Si hay un puro con templador ignorante del cuerpo, adentrado por completo en las 
honduras de la mente, éste no es un animal terreno ni tampoco celeste: es un espíritu 
más augusto, revestido de carne humana.
¿Quién, pues, no admirará al hombre? 
A ese hombre que no erradamente en los sagrados textos mosaicos y cristianos es 
designado ya con el nombre de todo ser de carne, ya con el de toda criatura, precisamente 
porque se forja, modela y transforma a sí mismo según el aspecto de todo ser y su 
ingenio según la naturaleza de toda criatura.
Por esta razón el persa Euanthes, 
allí donde expone la teología caldea, escribe: "El hombre no tiene una propia 
imagen nativa, sino muchas extrañas y adventicias". De aquí el dicho caldeo: "Enosh 
hushinnujim vekammah tebhaoth baal haj", esto es, el hombre es animal de naturaleza 
varia, multiforme y cambiante.
Pero ¿a qué destacar todo esto? Para que comprendamos, 
desde el momento que hemos nacido en la condición de ser lo que queramos, que nuestro 
deber es cuidar de todo esto: que no se diga de nosotros que, siendo en grado tan 
alto, no nos hemos dado cuenta de habernos vuelto semejantes a los brutos y a las 
estúpidas bestias de labor.
Mejor que se repita acerca de nosotros el dicho 
del profeta Asaf: “Ustedes son dioses, hijos todos del Altísimo”. De modo que, abusando 
de la indulgentísima liberalidad del Padre, no volvamos nociva en vez de salubre 
esa libre elección que Él nos ha concedido. Invada nuestro ánimo una sacra ambición 
de no saciarnos con las cosas mediocres, sino de anhelar las más altas, de esforzamos 
por alcanzarlas con todas nuestras energías, dado que, con quererlo, podremos.

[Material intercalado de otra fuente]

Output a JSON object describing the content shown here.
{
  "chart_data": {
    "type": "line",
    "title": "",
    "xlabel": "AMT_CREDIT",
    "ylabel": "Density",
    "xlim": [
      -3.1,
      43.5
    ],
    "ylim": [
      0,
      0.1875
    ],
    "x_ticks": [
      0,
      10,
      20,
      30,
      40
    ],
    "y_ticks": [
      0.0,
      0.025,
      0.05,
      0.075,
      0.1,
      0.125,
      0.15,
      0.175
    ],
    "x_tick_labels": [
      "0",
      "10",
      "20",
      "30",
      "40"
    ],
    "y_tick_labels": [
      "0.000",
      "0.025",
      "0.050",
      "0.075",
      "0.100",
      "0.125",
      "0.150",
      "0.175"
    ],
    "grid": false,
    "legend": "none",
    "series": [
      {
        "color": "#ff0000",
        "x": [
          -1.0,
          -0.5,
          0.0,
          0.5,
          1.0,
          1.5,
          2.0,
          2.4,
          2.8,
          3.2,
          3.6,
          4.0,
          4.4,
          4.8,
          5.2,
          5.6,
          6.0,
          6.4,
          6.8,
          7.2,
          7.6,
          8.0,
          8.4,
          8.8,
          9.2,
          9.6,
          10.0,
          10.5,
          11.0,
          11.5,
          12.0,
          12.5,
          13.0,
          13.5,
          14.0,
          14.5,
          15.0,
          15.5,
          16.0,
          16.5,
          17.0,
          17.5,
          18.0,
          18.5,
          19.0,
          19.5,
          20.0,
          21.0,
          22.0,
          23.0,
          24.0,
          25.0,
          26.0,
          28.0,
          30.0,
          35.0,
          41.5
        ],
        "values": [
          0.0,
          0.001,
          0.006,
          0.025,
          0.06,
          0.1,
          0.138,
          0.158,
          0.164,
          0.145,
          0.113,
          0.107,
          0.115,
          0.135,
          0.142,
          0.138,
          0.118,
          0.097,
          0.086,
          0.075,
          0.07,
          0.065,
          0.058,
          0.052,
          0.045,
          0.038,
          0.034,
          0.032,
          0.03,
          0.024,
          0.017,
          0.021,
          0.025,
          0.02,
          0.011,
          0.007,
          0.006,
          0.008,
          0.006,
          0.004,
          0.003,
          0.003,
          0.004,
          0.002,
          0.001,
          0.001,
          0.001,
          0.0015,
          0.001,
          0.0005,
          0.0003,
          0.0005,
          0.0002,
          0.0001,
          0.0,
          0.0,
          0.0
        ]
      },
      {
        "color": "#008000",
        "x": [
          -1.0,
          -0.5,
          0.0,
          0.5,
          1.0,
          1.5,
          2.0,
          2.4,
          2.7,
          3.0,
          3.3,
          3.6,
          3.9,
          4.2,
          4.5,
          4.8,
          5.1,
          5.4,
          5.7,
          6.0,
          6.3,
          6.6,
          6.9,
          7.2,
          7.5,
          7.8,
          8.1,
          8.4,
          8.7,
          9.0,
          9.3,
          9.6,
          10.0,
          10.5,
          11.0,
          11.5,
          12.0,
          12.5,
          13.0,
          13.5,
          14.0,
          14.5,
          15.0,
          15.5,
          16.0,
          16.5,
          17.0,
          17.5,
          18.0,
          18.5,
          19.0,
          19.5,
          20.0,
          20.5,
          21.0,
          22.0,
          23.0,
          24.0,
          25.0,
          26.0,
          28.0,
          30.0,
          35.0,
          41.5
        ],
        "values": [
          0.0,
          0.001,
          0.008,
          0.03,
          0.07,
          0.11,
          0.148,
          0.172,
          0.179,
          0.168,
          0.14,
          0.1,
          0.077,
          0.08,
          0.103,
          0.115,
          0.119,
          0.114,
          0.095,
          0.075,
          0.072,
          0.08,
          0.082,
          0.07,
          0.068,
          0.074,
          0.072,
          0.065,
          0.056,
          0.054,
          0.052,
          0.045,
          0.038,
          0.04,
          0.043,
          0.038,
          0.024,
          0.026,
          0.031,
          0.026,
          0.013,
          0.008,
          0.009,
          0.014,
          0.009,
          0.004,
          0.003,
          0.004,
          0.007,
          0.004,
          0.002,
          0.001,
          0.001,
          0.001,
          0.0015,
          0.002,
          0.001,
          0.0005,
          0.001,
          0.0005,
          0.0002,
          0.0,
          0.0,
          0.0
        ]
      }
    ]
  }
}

Desdeñemos las cosas terrenas, despreciemos las astrales y, abandonando todo 
lo mundano, volemos a la sede ultra mundana, cerca del pináculo de Dios. Allí, como 
enseñan los sacros misterios, los Serafines, los Querubines y los Tronos ocupan 
los primeros puestos. También de éstos emulemos la dignidad y la gloria, incapaces 
ahora desistir e intolerantes de los segundos puestos. Con quererlo, no seremos 
inferiores a ellos. Pero ¿de qué modo? ¿Cómo procederemos? Observemos cómo obran 
y cómo viven su vida.
Si nosotros también la vivimos (y podemos hacerlo), habremos 
igualado ya su suerte. Arde el Serafín con el fuego del amor; fulge el Querubín 
con el esplendor de la inteligencia; está el trono en la solidez del discernimiento. 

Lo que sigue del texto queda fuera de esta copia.